Quantitative treatment limitation (QTL) appeals: when a plan imposes visit limits or day limits on mental health or SUD benefits that are more restrictive than the limit applied to analogous medical/surgical benefits in the same classification, the plan violates MHPAEA. The appeal must identify the analogous medical/surgical benefit (e.g., skilled nursing facility days for inpatient psychiatric days, or physical therapy visits for outpatient mental health visits) and document that the plan's limit on the MH/SUD benefit is stricter.

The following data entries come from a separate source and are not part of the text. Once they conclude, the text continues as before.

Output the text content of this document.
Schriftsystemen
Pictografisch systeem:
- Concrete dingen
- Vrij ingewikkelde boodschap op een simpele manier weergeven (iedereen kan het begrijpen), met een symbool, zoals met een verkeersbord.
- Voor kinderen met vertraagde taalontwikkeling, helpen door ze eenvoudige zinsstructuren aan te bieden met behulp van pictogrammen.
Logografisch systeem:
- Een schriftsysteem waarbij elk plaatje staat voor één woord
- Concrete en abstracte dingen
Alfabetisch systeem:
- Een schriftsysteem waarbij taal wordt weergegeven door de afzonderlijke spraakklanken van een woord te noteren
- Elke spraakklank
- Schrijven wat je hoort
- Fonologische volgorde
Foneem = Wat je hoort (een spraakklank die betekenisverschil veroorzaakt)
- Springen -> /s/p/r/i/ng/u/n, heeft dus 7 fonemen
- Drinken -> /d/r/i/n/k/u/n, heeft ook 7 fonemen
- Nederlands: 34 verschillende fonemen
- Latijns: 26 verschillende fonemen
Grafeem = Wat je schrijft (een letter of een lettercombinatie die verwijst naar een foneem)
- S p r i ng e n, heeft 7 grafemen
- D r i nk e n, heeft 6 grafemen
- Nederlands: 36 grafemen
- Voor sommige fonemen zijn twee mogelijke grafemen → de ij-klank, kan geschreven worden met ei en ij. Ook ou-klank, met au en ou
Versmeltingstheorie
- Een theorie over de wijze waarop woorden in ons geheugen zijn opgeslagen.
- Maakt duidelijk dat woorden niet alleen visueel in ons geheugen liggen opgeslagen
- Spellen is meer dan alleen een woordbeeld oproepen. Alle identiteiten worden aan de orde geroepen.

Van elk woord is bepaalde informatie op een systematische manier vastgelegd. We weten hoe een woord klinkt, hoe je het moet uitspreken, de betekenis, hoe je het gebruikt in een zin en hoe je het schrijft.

Non-quantitative treatment limitation (NQTL) appeals: under CAA 2021 §203, plans must perform and document a comparative analysis of NQTLs — including prior authorization requirements, step therapy protocols, and concurrent review criteria — demonstrating that the processes, strategies, evidentiary standards, and factors used for MH/SUD benefits are comparable to and applied no more stringently than for medical/surgical benefits. Members and providers can request this comparative analysis under CAA 2021, and plans must provide it within 10 business days. A plan's failure to produce a compliant analysis is itself grounds for an enforcement complaint to the DOL or state insurance department.